The UK, together with Germany and the Netherlands, is already one of the preferred jurisdictions for competition-related claims. Now, with the Consumer Rights Act, the UK is blazing the trail, ahead of its EU partners, by introducing for the first time the possibility of ‘opt-out’ collective proceedings in the UK courts, or before the Competition Appeal Tribunal.

An opt-out collective action can be brought by a representative of victims of anti-competitive behaviour (not necessarily someone who has actually suffered loss or damage) on behalf of all possible victims within the UK. Although victims can opt-out of the proceedings (if, for example, they wish to bring their own claims), they do not need to take any part in the proceedings at all in order to benefit from them. Victims outside the UK can also opt-in if they wish to join. A total award of damages can then be made to all victims without having to undertake an assessment of each victim’s claim.

This is similar (but with some important differences) to class actions in the US, and has understandably given rise to fears of US-style litigation crossing the Atlantic and taking root.

The new regime gives real opportunities for litigation funders and hedge funds who invest in litigation. The total damages award for all potential victims of anti-competitive behaviour could be very significant indeed. The funders themselves, or special litigation vehicles established for the purpose, could act as representative persons in an opt-out collective action in return for a cut of the proceeds. They might have (unlike the European and national competition authorities) the resources, the time and the incentives to investigate and pursue anti-competitive behaviour where profits might be made.

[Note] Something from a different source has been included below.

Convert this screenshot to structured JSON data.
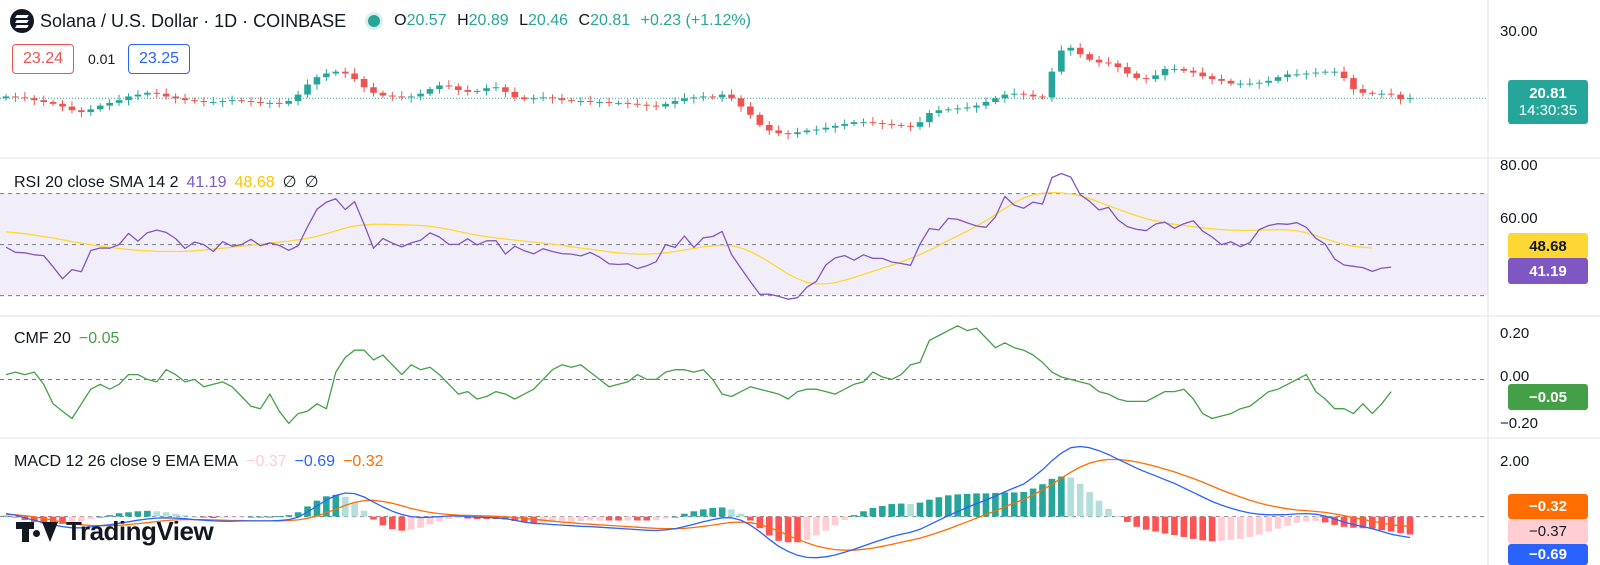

Given the broad scope of what might amount to anti-competitive behaviour, companies in any sector whose ultimate customers are consumers and who are making healthy profits may need to watch out.

Perhaps it’s not surprising that recent surveys of corporate counsel have therefore listed antitrust and competition claims as among the claims they expect to be most likely to have to face in 2016. Although the masses are perhaps not yet galloping, they are at least assembling their forces on the horizon and getting ready to attack. And will this change if Britain votes to leave the EU in June? Probably not, but that’s a topic for a whole new article.